Die SP beantragt, das Postulat von Roland Plattner stehen zu lassen. Sie hält die Stellungnahme des Regierungsrates, der eine langfristige Personalstrategie entwickeln und formulieren will, für relativ vage und die Verankerung einer Personalkultur in einem Leitbild des Staatswesens für sehr wichtig.


Die Spezialkommission beantragt dem Landrat mit 5 zu 3 Stimmen, das Postulat 2000/036 abzuschreiben.



3. Postulat 2001/228 der FDP vom 20. September 2001 betreffend Effiziente Prozesse bei der kantonalen Verwaltung


Die Spezialkommission Parlament und Verwaltung beantragt dem Landrat einstimmig, das Postulat 2001/228 abzuschreiben.

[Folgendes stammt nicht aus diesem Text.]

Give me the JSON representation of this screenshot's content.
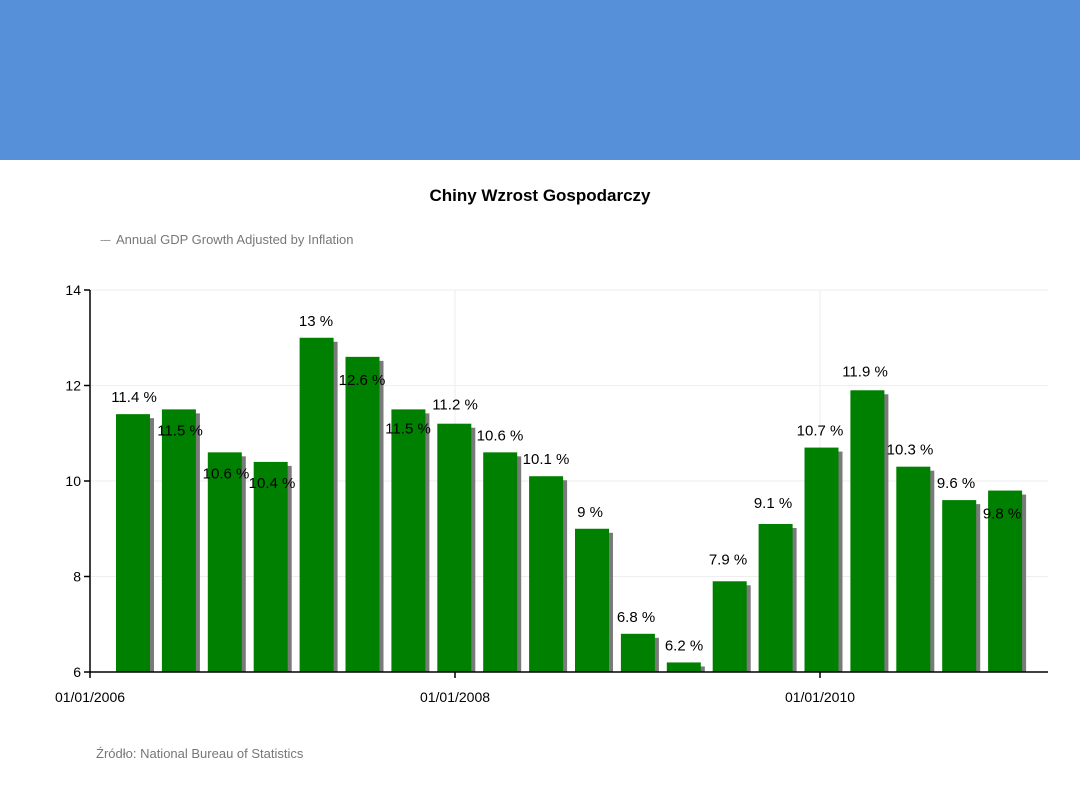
{
  "colors": {
    "header": "#5590d8",
    "bar": "#008000",
    "bar_shadow": "#7a7a7a",
    "grid": "#eeeeee",
    "axis": "#000000"
  },
  "chart_data": {
    "type": "bar",
    "title": "Chiny Wzrost Gospodarczy",
    "legend": "Annual GDP Growth Adjusted by Inflation",
    "legend_position": "top-left",
    "source": "Źródło: National Bureau of Statistics",
    "series": [
      {
        "name": "Annual GDP Growth Adjusted by Inflation",
        "values": [
          11.4,
          11.5,
          10.6,
          10.4,
          13,
          12.6,
          11.5,
          11.2,
          10.6,
          10.1,
          9,
          6.8,
          6.2,
          7.9,
          9.1,
          10.7,
          11.9,
          10.3,
          9.6,
          9.8
        ],
        "labels": [
          "11.4 %",
          "11.5 %",
          "10.6 %",
          "10.4 %",
          "13 %",
          "12.6 %",
          "11.5 %",
          "11.2 %",
          "10.6 %",
          "10.1 %",
          "9 %",
          "6.8 %",
          "6.2 %",
          "7.9 %",
          "9.1 %",
          "10.7 %",
          "11.9 %",
          "10.3 %",
          "9.6 %",
          "9.8 %"
        ]
      }
    ],
    "ylim": [
      6,
      14
    ],
    "yticks": [
      6,
      8,
      10,
      12,
      14
    ],
    "xticks": [
      "01/01/2006",
      "01/01/2008",
      "01/01/2010"
    ],
    "xlabel": "",
    "ylabel": "",
    "grid": true
  }
}
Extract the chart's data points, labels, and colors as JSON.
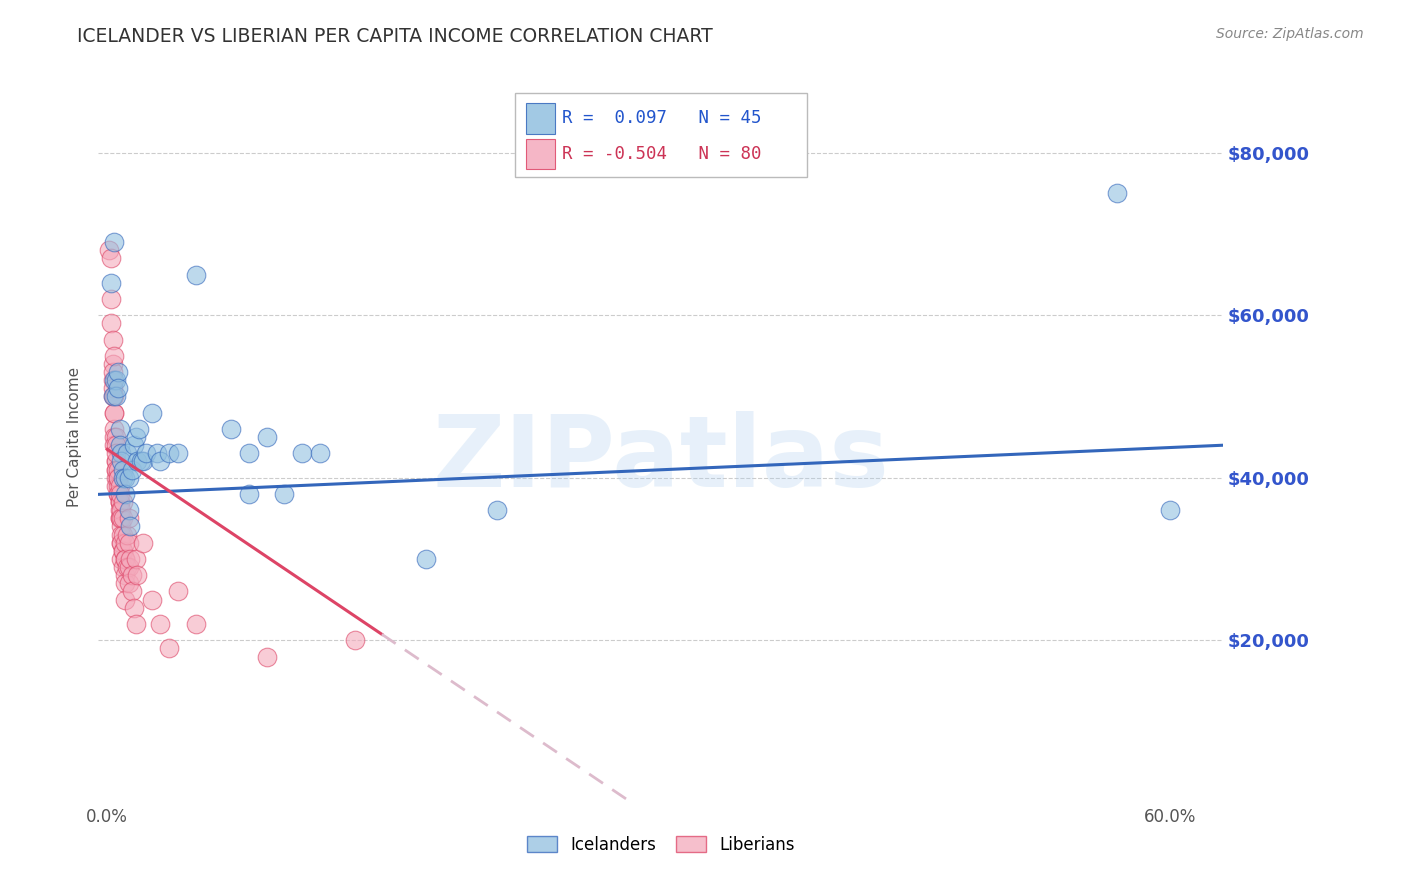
{
  "title": "ICELANDER VS LIBERIAN PER CAPITA INCOME CORRELATION CHART",
  "source": "Source: ZipAtlas.com",
  "ylabel": "Per Capita Income",
  "xlabel_ticks": [
    "0.0%",
    "",
    "",
    "",
    "",
    "",
    "60.0%"
  ],
  "xlabel_vals": [
    0.0,
    0.1,
    0.2,
    0.3,
    0.4,
    0.5,
    0.6
  ],
  "ytick_labels": [
    "$20,000",
    "$40,000",
    "$60,000",
    "$80,000"
  ],
  "ytick_vals": [
    20000,
    40000,
    60000,
    80000
  ],
  "ylim": [
    0,
    90000
  ],
  "xlim": [
    -0.005,
    0.63
  ],
  "watermark": "ZIPatlas",
  "legend_blue_r": "0.097",
  "legend_blue_n": "45",
  "legend_pink_r": "-0.504",
  "legend_pink_n": "80",
  "blue_color": "#92C0E0",
  "pink_color": "#F4AABC",
  "line_blue": "#3366BB",
  "line_pink": "#DD4466",
  "line_pink_dash": "#DDBBCC",
  "blue_scatter": [
    [
      0.002,
      64000
    ],
    [
      0.003,
      50000
    ],
    [
      0.004,
      69000
    ],
    [
      0.004,
      52000
    ],
    [
      0.005,
      52000
    ],
    [
      0.005,
      50000
    ],
    [
      0.006,
      53000
    ],
    [
      0.006,
      51000
    ],
    [
      0.007,
      46000
    ],
    [
      0.007,
      44000
    ],
    [
      0.008,
      43000
    ],
    [
      0.008,
      42000
    ],
    [
      0.009,
      41000
    ],
    [
      0.009,
      40000
    ],
    [
      0.01,
      40000
    ],
    [
      0.01,
      38000
    ],
    [
      0.011,
      43000
    ],
    [
      0.012,
      40000
    ],
    [
      0.012,
      36000
    ],
    [
      0.013,
      34000
    ],
    [
      0.014,
      41000
    ],
    [
      0.015,
      44000
    ],
    [
      0.016,
      45000
    ],
    [
      0.017,
      42000
    ],
    [
      0.018,
      46000
    ],
    [
      0.019,
      42000
    ],
    [
      0.02,
      42000
    ],
    [
      0.022,
      43000
    ],
    [
      0.025,
      48000
    ],
    [
      0.028,
      43000
    ],
    [
      0.03,
      42000
    ],
    [
      0.035,
      43000
    ],
    [
      0.04,
      43000
    ],
    [
      0.05,
      65000
    ],
    [
      0.07,
      46000
    ],
    [
      0.08,
      43000
    ],
    [
      0.08,
      38000
    ],
    [
      0.09,
      45000
    ],
    [
      0.1,
      38000
    ],
    [
      0.11,
      43000
    ],
    [
      0.12,
      43000
    ],
    [
      0.18,
      30000
    ],
    [
      0.22,
      36000
    ],
    [
      0.57,
      75000
    ],
    [
      0.6,
      36000
    ]
  ],
  "pink_scatter": [
    [
      0.001,
      68000
    ],
    [
      0.002,
      67000
    ],
    [
      0.002,
      62000
    ],
    [
      0.002,
      59000
    ],
    [
      0.003,
      57000
    ],
    [
      0.003,
      54000
    ],
    [
      0.003,
      52000
    ],
    [
      0.003,
      50000
    ],
    [
      0.003,
      53000
    ],
    [
      0.003,
      51000
    ],
    [
      0.004,
      50000
    ],
    [
      0.004,
      48000
    ],
    [
      0.004,
      46000
    ],
    [
      0.004,
      45000
    ],
    [
      0.004,
      44000
    ],
    [
      0.004,
      48000
    ],
    [
      0.004,
      55000
    ],
    [
      0.005,
      45000
    ],
    [
      0.005,
      44000
    ],
    [
      0.005,
      42000
    ],
    [
      0.005,
      41000
    ],
    [
      0.005,
      42000
    ],
    [
      0.005,
      40000
    ],
    [
      0.005,
      43000
    ],
    [
      0.005,
      41000
    ],
    [
      0.005,
      39000
    ],
    [
      0.006,
      40000
    ],
    [
      0.006,
      38000
    ],
    [
      0.006,
      41000
    ],
    [
      0.006,
      39000
    ],
    [
      0.006,
      40000
    ],
    [
      0.006,
      38000
    ],
    [
      0.007,
      37000
    ],
    [
      0.007,
      39000
    ],
    [
      0.007,
      37000
    ],
    [
      0.007,
      35000
    ],
    [
      0.007,
      37000
    ],
    [
      0.007,
      36000
    ],
    [
      0.007,
      38000
    ],
    [
      0.007,
      35000
    ],
    [
      0.008,
      36000
    ],
    [
      0.008,
      34000
    ],
    [
      0.008,
      32000
    ],
    [
      0.008,
      30000
    ],
    [
      0.008,
      33000
    ],
    [
      0.008,
      35000
    ],
    [
      0.008,
      32000
    ],
    [
      0.009,
      31000
    ],
    [
      0.009,
      33000
    ],
    [
      0.009,
      35000
    ],
    [
      0.009,
      37000
    ],
    [
      0.009,
      31000
    ],
    [
      0.009,
      29000
    ],
    [
      0.01,
      28000
    ],
    [
      0.01,
      30000
    ],
    [
      0.01,
      32000
    ],
    [
      0.01,
      30000
    ],
    [
      0.01,
      27000
    ],
    [
      0.01,
      25000
    ],
    [
      0.011,
      33000
    ],
    [
      0.011,
      29000
    ],
    [
      0.012,
      35000
    ],
    [
      0.012,
      32000
    ],
    [
      0.012,
      29000
    ],
    [
      0.012,
      27000
    ],
    [
      0.013,
      30000
    ],
    [
      0.014,
      28000
    ],
    [
      0.014,
      26000
    ],
    [
      0.015,
      24000
    ],
    [
      0.016,
      30000
    ],
    [
      0.016,
      22000
    ],
    [
      0.017,
      28000
    ],
    [
      0.02,
      32000
    ],
    [
      0.025,
      25000
    ],
    [
      0.03,
      22000
    ],
    [
      0.035,
      19000
    ],
    [
      0.04,
      26000
    ],
    [
      0.05,
      22000
    ],
    [
      0.09,
      18000
    ],
    [
      0.14,
      20000
    ]
  ]
}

4. Motion 2004/312 der SVP-Fraktion vom 8. Dezember 2004 betreffend Abschluss des Projektes zur Einführung der Wirkungsorientierten Verwaltungsführung (als Postulat überwiesen)


Die Spezialkommission Parlament und Verwaltung beantragt dem Landrat einstimmig, die als Postulat überwiesene Motion 2004/312 abzuschreiben.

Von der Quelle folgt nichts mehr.